Another consideration is licensing fees. Adopting a pet that is already spayed or neutered has another benefit – the licensing fees. In some states pet licensing fees double if they are “unaltered”, and some states mandate sterilization.
4. Support animal welfare by not supporting pet breeding mills
Pet breeding facilities usually concentrate more on profit than the welfare of their animals. These animals are sold at high prices to unsuspecting consumers through pet stores, or newspaper and internet advertisements.
Cats and dogs are kept there for breeding purposes and are often housed in poor conditions. Female breeding pets are kept in cages and bred constantly. As they age and can’t breed anymore, they are simply abandoned or euthanized.
Because of improper healthcare, these animals are often not very healthy and tend to have behavioral problems caused by a lack of companionship.

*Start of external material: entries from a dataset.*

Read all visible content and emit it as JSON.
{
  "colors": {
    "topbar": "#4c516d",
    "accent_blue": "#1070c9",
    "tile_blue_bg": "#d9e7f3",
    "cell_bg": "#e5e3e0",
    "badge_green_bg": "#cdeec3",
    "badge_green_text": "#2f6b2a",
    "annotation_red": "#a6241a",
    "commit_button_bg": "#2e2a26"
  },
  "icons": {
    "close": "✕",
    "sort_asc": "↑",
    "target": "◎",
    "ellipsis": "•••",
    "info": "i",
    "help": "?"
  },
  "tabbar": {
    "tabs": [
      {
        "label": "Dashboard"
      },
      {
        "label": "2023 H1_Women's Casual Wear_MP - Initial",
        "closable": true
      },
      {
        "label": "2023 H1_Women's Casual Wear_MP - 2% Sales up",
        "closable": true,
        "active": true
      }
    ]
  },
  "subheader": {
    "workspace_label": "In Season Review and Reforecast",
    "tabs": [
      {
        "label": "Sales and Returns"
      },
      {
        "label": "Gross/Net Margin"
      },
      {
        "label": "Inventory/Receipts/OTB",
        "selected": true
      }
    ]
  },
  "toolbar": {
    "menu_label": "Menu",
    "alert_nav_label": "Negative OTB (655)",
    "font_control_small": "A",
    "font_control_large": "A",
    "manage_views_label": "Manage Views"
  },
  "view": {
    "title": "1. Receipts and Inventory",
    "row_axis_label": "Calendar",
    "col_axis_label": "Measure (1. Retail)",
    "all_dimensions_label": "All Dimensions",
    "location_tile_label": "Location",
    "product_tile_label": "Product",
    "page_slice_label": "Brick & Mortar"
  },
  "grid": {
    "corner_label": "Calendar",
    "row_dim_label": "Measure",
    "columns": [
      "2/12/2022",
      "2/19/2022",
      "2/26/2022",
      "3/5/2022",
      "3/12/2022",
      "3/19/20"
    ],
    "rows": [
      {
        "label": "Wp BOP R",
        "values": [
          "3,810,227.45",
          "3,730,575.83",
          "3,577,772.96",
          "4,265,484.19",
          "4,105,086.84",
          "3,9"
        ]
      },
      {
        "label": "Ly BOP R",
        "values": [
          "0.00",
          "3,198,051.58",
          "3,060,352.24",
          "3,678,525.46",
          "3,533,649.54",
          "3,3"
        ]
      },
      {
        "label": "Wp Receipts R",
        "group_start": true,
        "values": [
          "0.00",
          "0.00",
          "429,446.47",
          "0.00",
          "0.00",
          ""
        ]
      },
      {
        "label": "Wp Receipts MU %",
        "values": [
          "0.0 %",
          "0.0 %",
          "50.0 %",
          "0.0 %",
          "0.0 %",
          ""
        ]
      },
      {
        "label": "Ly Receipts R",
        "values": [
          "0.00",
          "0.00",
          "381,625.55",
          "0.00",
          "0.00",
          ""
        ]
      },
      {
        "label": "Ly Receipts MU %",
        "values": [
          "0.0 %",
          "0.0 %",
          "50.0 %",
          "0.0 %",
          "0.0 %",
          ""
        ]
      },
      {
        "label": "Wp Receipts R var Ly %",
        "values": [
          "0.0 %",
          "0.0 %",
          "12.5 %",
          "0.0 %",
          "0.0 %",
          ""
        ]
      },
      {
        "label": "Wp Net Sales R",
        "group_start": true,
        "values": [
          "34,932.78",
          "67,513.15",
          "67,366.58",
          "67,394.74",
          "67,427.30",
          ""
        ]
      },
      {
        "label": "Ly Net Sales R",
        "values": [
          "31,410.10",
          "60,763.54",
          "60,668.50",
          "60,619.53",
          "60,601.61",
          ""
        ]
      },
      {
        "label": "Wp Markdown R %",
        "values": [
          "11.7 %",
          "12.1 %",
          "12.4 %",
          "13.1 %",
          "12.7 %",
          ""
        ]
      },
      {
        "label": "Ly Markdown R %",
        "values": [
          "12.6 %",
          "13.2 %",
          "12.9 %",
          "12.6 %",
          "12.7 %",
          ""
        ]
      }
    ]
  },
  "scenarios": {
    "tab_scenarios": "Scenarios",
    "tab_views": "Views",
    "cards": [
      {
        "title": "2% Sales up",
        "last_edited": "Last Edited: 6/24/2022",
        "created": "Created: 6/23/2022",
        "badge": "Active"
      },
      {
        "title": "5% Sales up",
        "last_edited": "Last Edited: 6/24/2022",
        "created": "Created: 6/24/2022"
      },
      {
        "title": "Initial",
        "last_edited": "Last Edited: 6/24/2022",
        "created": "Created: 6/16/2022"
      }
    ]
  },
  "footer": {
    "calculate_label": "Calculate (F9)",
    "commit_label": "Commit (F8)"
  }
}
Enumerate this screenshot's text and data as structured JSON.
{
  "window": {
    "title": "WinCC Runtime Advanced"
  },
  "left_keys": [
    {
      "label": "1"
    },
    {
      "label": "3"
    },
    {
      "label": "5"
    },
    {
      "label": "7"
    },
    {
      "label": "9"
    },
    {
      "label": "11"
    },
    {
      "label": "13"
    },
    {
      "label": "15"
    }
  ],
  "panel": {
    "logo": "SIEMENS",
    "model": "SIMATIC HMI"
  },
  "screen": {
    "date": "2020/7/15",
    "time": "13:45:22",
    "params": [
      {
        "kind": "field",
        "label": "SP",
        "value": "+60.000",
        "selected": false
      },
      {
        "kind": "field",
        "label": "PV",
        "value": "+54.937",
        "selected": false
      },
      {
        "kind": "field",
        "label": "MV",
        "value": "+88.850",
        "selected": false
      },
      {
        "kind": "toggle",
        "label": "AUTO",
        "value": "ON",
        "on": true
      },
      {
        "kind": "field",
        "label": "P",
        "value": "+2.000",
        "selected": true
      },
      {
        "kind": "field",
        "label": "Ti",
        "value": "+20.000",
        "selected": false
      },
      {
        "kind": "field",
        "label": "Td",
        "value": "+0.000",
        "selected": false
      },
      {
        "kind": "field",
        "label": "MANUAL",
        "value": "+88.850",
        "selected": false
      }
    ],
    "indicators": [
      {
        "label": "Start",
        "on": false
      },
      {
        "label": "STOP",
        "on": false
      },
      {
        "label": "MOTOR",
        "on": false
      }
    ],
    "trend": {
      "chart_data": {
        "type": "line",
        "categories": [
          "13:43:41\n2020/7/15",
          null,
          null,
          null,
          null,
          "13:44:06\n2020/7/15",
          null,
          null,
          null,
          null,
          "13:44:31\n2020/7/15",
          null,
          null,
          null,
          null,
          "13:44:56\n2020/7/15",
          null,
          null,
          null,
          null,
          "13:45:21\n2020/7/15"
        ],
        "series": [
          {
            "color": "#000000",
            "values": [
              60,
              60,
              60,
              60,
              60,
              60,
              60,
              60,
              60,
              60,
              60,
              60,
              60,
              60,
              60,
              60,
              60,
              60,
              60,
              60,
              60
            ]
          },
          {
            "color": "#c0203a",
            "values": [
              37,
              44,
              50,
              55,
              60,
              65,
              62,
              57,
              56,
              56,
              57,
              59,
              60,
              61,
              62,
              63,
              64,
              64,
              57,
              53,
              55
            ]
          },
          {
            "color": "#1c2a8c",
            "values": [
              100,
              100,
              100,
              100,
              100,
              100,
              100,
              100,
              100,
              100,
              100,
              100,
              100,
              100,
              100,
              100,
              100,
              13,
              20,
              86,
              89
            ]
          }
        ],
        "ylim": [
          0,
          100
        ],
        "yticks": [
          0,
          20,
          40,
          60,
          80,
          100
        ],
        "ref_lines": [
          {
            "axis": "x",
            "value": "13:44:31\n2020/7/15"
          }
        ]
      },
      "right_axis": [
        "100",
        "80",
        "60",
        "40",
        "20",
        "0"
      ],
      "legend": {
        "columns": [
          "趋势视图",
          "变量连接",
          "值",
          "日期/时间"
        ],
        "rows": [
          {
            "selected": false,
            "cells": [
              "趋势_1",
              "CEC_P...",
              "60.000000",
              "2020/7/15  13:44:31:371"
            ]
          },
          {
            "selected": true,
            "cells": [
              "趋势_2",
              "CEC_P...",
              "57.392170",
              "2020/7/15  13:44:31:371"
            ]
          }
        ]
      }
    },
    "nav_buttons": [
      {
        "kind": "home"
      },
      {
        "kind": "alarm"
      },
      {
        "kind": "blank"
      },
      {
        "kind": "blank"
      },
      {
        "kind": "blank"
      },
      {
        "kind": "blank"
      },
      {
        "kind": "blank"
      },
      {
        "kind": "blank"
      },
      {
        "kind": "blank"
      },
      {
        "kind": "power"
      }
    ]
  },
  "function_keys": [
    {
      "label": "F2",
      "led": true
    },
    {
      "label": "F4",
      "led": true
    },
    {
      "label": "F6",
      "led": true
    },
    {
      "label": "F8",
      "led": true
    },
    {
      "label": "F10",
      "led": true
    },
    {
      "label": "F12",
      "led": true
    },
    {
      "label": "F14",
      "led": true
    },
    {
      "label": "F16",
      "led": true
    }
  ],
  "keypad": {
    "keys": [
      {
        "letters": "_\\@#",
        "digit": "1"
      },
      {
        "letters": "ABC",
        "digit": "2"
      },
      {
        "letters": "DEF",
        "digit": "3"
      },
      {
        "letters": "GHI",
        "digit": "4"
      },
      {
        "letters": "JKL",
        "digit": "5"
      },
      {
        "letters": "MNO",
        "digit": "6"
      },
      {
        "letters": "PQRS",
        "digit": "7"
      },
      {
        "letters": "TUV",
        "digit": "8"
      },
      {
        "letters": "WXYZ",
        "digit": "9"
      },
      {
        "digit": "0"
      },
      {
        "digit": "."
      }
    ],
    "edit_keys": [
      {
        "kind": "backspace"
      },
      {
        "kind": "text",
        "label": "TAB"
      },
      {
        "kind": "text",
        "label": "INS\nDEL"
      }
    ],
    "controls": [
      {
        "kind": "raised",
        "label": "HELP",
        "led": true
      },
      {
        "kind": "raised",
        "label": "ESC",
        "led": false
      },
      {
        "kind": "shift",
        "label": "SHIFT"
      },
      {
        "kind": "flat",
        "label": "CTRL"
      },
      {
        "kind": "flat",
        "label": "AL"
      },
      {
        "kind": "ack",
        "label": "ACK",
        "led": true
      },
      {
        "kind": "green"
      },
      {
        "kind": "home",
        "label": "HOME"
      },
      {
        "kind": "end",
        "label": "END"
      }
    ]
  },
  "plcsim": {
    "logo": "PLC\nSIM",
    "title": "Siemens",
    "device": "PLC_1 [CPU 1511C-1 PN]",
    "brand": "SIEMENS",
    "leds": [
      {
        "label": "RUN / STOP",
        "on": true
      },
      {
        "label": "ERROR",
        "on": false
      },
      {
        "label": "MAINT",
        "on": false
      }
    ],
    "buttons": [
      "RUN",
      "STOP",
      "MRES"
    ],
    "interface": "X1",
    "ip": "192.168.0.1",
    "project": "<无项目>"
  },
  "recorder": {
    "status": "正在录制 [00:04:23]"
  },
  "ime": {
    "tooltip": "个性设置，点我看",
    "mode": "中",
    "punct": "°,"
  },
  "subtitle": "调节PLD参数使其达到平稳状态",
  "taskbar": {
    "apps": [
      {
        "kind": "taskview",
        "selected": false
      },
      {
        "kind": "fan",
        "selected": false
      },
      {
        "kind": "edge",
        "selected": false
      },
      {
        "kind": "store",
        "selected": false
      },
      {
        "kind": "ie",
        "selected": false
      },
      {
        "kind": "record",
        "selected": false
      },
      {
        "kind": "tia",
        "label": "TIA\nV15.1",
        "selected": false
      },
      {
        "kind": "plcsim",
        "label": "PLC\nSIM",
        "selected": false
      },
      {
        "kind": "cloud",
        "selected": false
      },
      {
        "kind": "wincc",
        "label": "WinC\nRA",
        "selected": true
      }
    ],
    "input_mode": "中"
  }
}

These problems are also exacerbated by inbreeding.
It is estimated that 90% of animals sold at pet stores come from pet breeding facilities. The crowded and unsanitary conditions they are reared in can lead to health problems in the future. For the owners of these pets, it means that above the initial purchase price, they inevitably spend a lot on their pet’s healthcare in the future. Problems range from genetic deformities to dental issues. Many pets also have severe infections.
Adoption ensures pet owners are not supporting the conditions at pet breeding mills.
5. Adopt a pet at an easier age
As cute as puppies and kittens are, the first few weeks require a lot of effort on the part of their new owners. Adopted pets tend to be older and are inevitably already house-trained. This allows them to instantly adapt to the lifestyle of their new human family.
Bringing home, a new pet is equivalent to getting a new best friend. Whether a family prefers a young pet or is looking for an older hassle-free pet, animal shelters have a variety of dogs and cats to choose from.
Besides all the pros already discussed, adopted pets from shelters come with an added support system. Animal shelters provide the added support missing from breeders and pet store owners. They are there to answer questions and help deal with any problems. Their interest is to provide a good home for the pets they have given so much love and care to.